Former NSA chief Michael Hayden told television host Bob Schieffer of CBS’ Face the Nation over the weekend that the current program that collects the metadata of millions of American phone customers on a regular basis for the United States government could in the future perhaps be used to soak up even more statistics about US citizens.
In early June, former NSA contractor Edward Snowden leaked classified documents showing that the US government compels telecommunication companies to hand over telephony metadata — basic user records— for all customers on a routine basis. The intelligence community claims it uses that information in order to track down suspected terrorists by tracing their paths of communication, but Mr. Hayden said over the weekend that in the future those statistics could be queried for different reasons.
“But you got this metadata here,” Hayden told Schieffer. “It’s now queried under very, very narrow circumstances. If the nation suffers an attack, there are other things you could do with that metadata. There are other tools. So in that kind of an emergency, perhaps, you would go to the court and say, ‘In addition to these very limited queries we’re now allowed to do, we actually want to launch some complex algorithms against it.’”
“That’s the kind of argument that, frankly, even I could accept you might want to have an advocate there,” added Hayden, who also served as director of the Central Intelligence Agency under President George W. Bush.

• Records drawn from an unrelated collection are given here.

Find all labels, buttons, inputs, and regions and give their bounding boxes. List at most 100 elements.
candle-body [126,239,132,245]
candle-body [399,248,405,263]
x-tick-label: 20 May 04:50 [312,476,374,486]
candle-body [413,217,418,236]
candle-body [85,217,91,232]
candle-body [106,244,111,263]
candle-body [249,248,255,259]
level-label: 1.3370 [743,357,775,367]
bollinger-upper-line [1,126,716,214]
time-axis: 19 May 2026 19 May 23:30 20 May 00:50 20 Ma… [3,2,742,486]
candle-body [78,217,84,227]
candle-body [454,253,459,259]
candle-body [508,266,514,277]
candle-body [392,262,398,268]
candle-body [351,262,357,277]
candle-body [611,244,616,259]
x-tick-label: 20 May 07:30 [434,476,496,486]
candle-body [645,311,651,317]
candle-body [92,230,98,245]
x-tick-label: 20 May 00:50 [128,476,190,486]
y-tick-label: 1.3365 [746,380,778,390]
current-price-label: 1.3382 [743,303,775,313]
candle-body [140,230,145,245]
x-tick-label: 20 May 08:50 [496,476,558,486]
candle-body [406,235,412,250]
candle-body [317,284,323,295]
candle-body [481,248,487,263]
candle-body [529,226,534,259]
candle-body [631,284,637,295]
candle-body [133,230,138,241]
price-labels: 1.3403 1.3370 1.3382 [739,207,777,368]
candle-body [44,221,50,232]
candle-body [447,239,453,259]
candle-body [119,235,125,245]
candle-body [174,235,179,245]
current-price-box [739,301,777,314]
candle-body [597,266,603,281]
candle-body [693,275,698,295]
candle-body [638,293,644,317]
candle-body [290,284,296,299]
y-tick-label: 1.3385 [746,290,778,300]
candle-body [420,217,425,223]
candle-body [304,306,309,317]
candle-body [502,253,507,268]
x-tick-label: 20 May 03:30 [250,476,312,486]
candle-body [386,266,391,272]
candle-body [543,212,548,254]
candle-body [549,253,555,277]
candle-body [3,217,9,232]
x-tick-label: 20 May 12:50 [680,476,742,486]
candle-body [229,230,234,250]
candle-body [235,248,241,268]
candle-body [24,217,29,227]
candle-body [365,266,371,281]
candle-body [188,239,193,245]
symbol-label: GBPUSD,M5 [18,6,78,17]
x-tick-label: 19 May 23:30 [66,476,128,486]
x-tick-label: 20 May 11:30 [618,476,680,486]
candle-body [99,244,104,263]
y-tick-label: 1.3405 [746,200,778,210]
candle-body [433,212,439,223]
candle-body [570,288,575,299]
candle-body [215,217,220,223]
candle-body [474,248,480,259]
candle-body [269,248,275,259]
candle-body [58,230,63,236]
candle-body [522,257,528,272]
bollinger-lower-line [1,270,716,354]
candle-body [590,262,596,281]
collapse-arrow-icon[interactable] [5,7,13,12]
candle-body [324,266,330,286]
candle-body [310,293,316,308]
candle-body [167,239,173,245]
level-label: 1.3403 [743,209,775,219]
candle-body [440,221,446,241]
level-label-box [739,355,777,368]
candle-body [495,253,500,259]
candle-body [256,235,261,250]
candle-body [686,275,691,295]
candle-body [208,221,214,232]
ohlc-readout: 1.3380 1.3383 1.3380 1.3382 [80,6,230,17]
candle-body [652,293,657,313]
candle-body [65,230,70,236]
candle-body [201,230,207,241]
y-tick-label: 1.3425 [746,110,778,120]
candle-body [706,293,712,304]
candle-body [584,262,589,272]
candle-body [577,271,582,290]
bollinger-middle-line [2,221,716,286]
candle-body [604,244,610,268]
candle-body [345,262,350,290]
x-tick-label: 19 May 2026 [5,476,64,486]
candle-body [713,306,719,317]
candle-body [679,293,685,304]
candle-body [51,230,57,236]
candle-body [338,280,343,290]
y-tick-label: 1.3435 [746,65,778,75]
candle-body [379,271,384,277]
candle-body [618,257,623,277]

In that same sit-down, Mr. Hayden also suggested that President Barack Obama’s recent plans to increase transparency with regards to the administration’s use of NSA surveillance programs for counterterrorism purposes could put the country in danger, and decried the possibility of easing back on them.
“He also suggested that the oversight regime for this was already quite good,” Hayden said of Pres. Obama. “He pointed out that there have been no abuses under him or under his predecessor. But he does have this issue of confidence, this issue of transparency, so the president is trying to take some steps to make the American people more comfortable about what we’re doing. That’s going to be hard, because frankly some steps to make Americans more comfortable will make Americans less safe.”
“[I]f you look at the commentary on this, folks from the so-called left are a bit uneasy,” Hayden added. “They don’t want a little more transparency with regard to the metadata program — they want the program stopped.” “I don’t think it will be,” he said.
Barely one month after the Guardian first published leaked NSA documents attributed to Mr. Snowden, Reps. Justin Amash (R-Michigan) John Conyers (D-Michigan) came a mere 12 votes short of having an amendment passed that would have forced the agency to stop collecting metadata for millions of Americans daily.
“Instead of taking a measure of defeat from what happened in the Amash-Conyers amendment, you should be inspired by that,” Kade Crockford of the ACLU of Massachusetts’ Technology for Liberty Project told RT earlier this month at the DefCon security conference, “because we came damn close to really putting a dent in one of the most powerful organizations in the history of the world: the US military and their surveillance program.”
Shortly after the Amash-Conyers amendment failed, Pres. Obama announced on Friday that he’s advocating for reforming the NSA’s surveillance programs.